Guide to Macros and Micros

Disclaimer: I don’t count macros.

I have done in the past (and got a bit too obsessed with hitting those numbers) but now I have a good understanding of food groups, so I can eat intuitively and still have a rough idea of the quantities of all three macros in my everyday meals.

Is it necessary to count macros to be healthy? Absolutely not. However, if you’re looking to reach a specific goal, fat loss or muscle gain for instance, it may be useful to track what you’re eating using an app such as myfitnesspal. Alternatively, if you just want a better idea of what makes up your meals, and think you could do with a bit more balance in your diet, then this little guide should help you.

First thing’s first, what are macros? Short for macronutrients, very simply, they are the three main components that make up food.


1 gram = 4 calories

  • Carbs usually make up the largest part of your diet out of the three macros.
  • They’re your main energy source as they are converted into glucose (sugar) when they are broken down in the body. There are two main types:
  • Simple carbs: These are broken down quickly so enter the bloodstream at a faster rate than complex carbs. These are found naturally in fruit or milk products, but also in processed foods such as white bread, pasta and sugary treats.
  • Complex carbs: Broken down at a much slower rate than simple carbs. Found in wholegrains, beans and vegetables.
  • TIP: Choose complex over simple where possible. This will help you to avoid fluctuations in energy levels and storage of excess fat caused by a hormone called insulin being released. Complex carbs keep you fuller for longer, have a greater range of micronutrients and contain fibre which supports your digestive system.
  • Eat the majority of your carbs around your workouts.



1 gram = 4 calories

  • You hear this word thrown about a lot in the fitness world; men who think they need to eat four chickens a day to build muscle, or women terrified that a protein shake will make them look like Arnold Schwarzenegger (sorry to stereotype, but I hear this kind of thing all the time)!
  • Protein builds and repairs; this includes cells, hormones, antibodies and enzymes, as well as muscles. It also causes the release of a hormone called glucagon, which helps the body release stored energy and reduces fluctuations in blood sugar.
  • Made up of 20 amino acids, 8 of which are essential. A complete protein is one which contains all of these essential amino acids. This includes meat, fish, eggs, milk products and soy.
  • Incomplete proteins are found in plant based foods such as beans and pulses, rice and nuts. These can be paired together to make a complete protein source.
  • TIP: The recommended protein intake per day:
    • Average person = 0.8g x bodyweight (kg)
    • Athlete: 1.2-1.4g x bodyweight (kg)
    • Strength training: 1.8g x bodyweight (kg)
    • Building muscle mass: 2g x bodyweight (kg). 
  • Protein is better absorbed when eaten with carbohydrates, pair these two together for the ideal post workout meal.


3. FAT:

1 gram = 9 calories

  • Throwback to the 70s, and everyone was avoiding it like the plague. Now, people seem to have a better understanding that fat does not make fat in the body. 
  • Fat is vital.
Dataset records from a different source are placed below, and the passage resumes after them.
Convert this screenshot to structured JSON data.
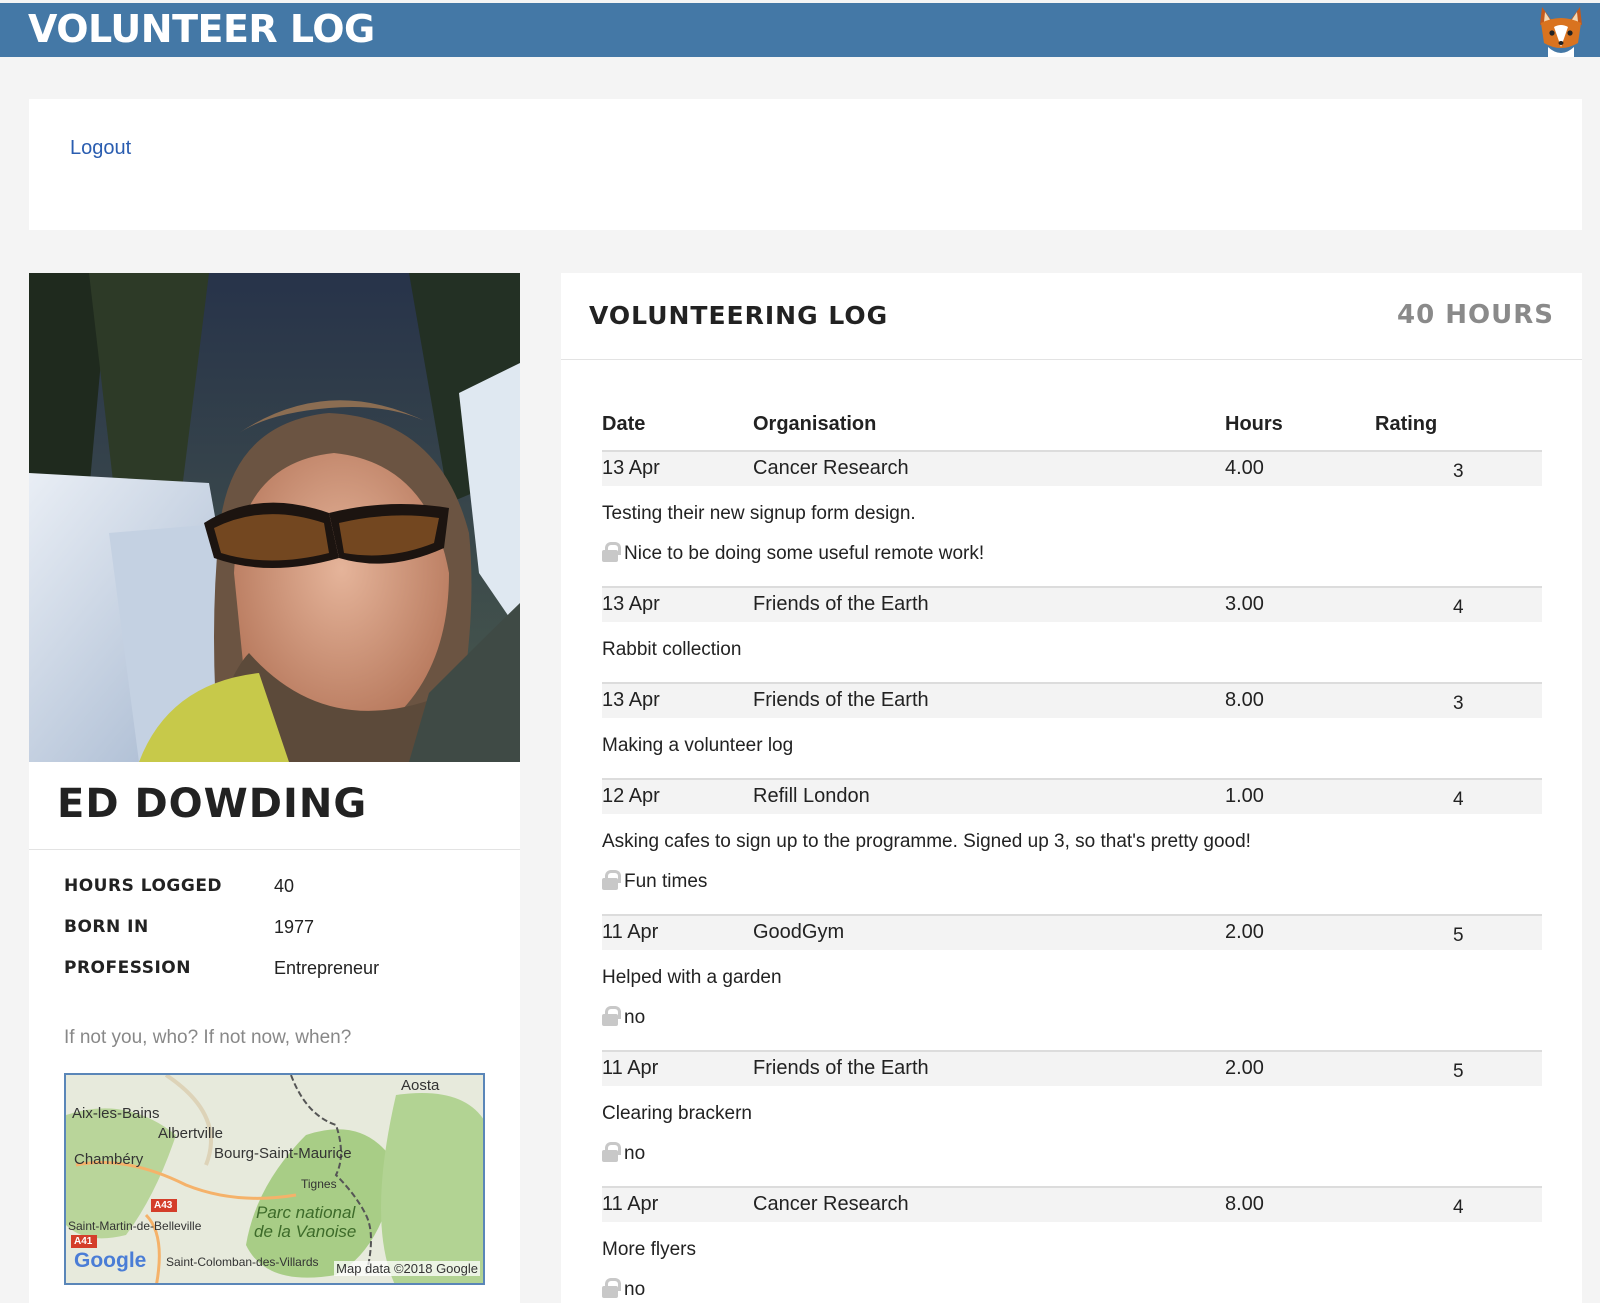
{
  "header": {
    "title": "VOLUNTEER LOG",
    "mascot_icon": "fox-icon",
    "color": "#4478a6"
  },
  "nav": {
    "logout_label": "Logout"
  },
  "profile": {
    "photo_icon": "profile-photo",
    "name": "ED DOWDING",
    "stats": [
      {
        "label": "HOURS LOGGED",
        "value": "40"
      },
      {
        "label": "BORN IN",
        "value": "1977"
      },
      {
        "label": "PROFESSION",
        "value": "Entrepreneur"
      }
    ],
    "motto": "If not you, who? If not now, when?",
    "map": {
      "places": [
        "Aosta",
        "Aix-les-Bains",
        "Albertville",
        "Chambéry",
        "Bourg-Saint-Maurice",
        "Tignes",
        "Parc national",
        "de la Vanoise",
        "Saint-Martin-de-Belleville",
        "Saint-Colomban-des-Villards",
        "A43",
        "A41"
      ],
      "logo": "Google",
      "attribution": "Map data ©2018 Google"
    }
  },
  "log": {
    "title": "VOLUNTEERING LOG",
    "total": "40 HOURS",
    "columns": {
      "date": "Date",
      "organisation": "Organisation",
      "hours": "Hours",
      "rating": "Rating"
    },
    "entries": [
      {
        "date": "13 Apr",
        "organisation": "Cancer Research",
        "hours": "4.00",
        "rating": "3",
        "description": "Testing their new signup form design.",
        "note": "Nice to be doing some useful remote work!"
      },
      {
        "date": "13 Apr",
        "organisation": "Friends of the Earth",
        "hours": "3.00",
        "rating": "4",
        "description": "Rabbit collection",
        "note": ""
      },
      {
        "date": "13 Apr",
        "organisation": "Friends of the Earth",
        "hours": "8.00",
        "rating": "3",
        "description": "Making a volunteer log",
        "note": ""
      },
      {
        "date": "12 Apr",
        "organisation": "Refill London",
        "hours": "1.00",
        "rating": "4",
        "description": "Asking cafes to sign up to the programme. Signed up 3, so that's pretty good!",
        "note": "Fun times"
      },
      {
        "date": "11 Apr",
        "organisation": "GoodGym",
        "hours": "2.00",
        "rating": "5",
        "description": "Helped with a garden",
        "note": "no"
      },
      {
        "date": "11 Apr",
        "organisation": "Friends of the Earth",
        "hours": "2.00",
        "rating": "5",
        "description": "Clearing brackern",
        "note": "no"
      },
      {
        "date": "11 Apr",
        "organisation": "Cancer Research",
        "hours": "8.00",
        "rating": "4",
        "description": "More flyers",
        "note": "no"
      }
    ]
  }
}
It protects organs, insulates nerve cells, repairs cell damage, is needed for reproductive health and is also used for the uptake of fat soluble vitamins (A, D, E and K). 
  • Unsaturated fats (monounsaturated and polyunsaturated): The healthier kind, these provide the essential fatty acids we need in the body, and help keep our blood cholesterol at a healthy level.
  • Saturated fats: Eating too much saturated fat can increase bad cholesterol in the blood, which in turn can increase the risk of complications such as atherosclerosis and coronary heart disease.
  • Trans fats: Should be avoided all together, trans fats increase bad cholesterol in the body and can cause insulin resistance, leading to issues such as type 2 diabetes.
  • TIP: Try and obtain your fats from natural sources, avocados, nuts, oils, fish etc. rather than processed foods like butter or poor quality meat.
  • Because fat slows down the absorption carbs, avoid it directly after a workout as this is when your muscles need the sugars as quickly as possible to replenish glycogen stores. Save it for the times in the day when you’re more sedentary.
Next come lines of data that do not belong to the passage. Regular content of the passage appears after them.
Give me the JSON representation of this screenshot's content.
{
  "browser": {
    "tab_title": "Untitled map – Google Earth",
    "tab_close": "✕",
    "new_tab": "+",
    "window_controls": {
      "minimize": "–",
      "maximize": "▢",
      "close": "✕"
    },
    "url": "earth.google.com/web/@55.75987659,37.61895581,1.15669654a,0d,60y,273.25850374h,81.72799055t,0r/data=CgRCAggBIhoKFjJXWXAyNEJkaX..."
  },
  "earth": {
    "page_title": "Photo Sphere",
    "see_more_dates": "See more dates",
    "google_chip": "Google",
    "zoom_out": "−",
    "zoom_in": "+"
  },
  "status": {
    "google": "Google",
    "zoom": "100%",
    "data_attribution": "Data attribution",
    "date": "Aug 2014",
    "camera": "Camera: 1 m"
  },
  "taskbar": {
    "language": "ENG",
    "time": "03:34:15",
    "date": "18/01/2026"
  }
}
  • Short for micronutrients, these are essentially all the vitamins and minerals our body needs to function properly.
  • If we’re eating a balanced diet, chances are we are getting all the micronutrients our bodies need without even consciously thinking about it. However, a deficiency in any kind can have a serious impact on our health; from anaemia and headaches to respiratory, fertility or immune system dysfunction.
  • The best way to ensure you’re getting all the nutrients you need is to incorporate as many colours into your diet as possible from natural, unprocessed foods, as well as including all three macros. Staying hydrated is essential as most vitamins need a sufficient amount of water in the body to be absorbed and used effectively.
  • Fat is also needed for the absorption of nutrients, so people who have a very low body fat percentage may be more likely to suffer from deficiencies in vitamins A, D, E and K in particular.